Pitt Issues 'Shelter-In-Place' Order Amid COVID-19 Spike
By Jason Hall
March 31, 2021
The University of Pittsburgh has issued a "shelter-in-place" order and is moving to the elevated risk posture amid a surge in positive COVID-19 cases on campus.
The order will go into effect at 9:00 p.m. on Wednesday (March 31), WPXI reports.
Students are advised to only leave their rooms or apartments to attend classes, labs, or clinicals in-person; pick up food; exercise safely; work when necessary and shop for essential and medical items in adherence with the shelter-in-place order.

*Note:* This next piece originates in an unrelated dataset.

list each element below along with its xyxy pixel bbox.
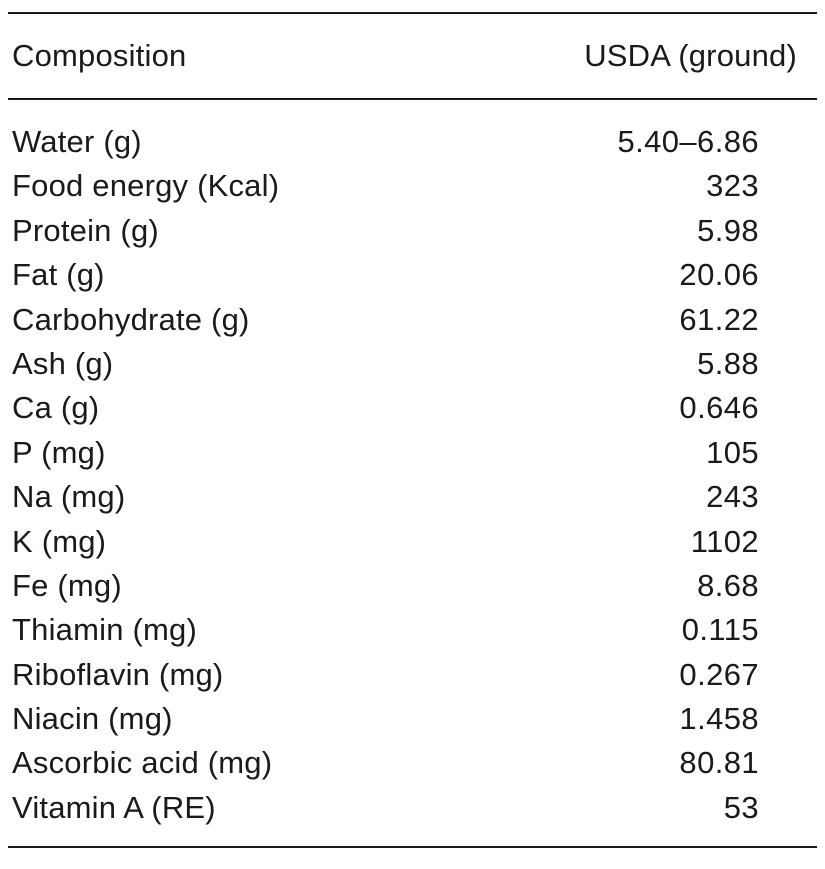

All group work and student events will be held virtually during the elevated risk posture. Campus dining options will provide takeout service only beginning with Thursday's breakfast service. Residence hall lounges, recreation rooms and kitchens will all be closed Wednesday night in adherence with the "shelter-in-place" order.
“With the U.K. variant B 1.1.7 present on campus and Allegheny County cases rising, we are deeply worried about the possibility that this trend will continue or worsen in the remaining five weeks of spring term,” the campus update said via WPXI. “Of significant concern is that the increase in positive cases since the end of last week is now among our residence hall students.”
University officials' main concern is the Oakland campus as COVID numbers are still low on regional campuses. The order comes hours after Pennsylvania Governor Tom Wolf announced the state would expand vaccine eligibility to all residents and relax capacity limits beginning on Friday (April 2.)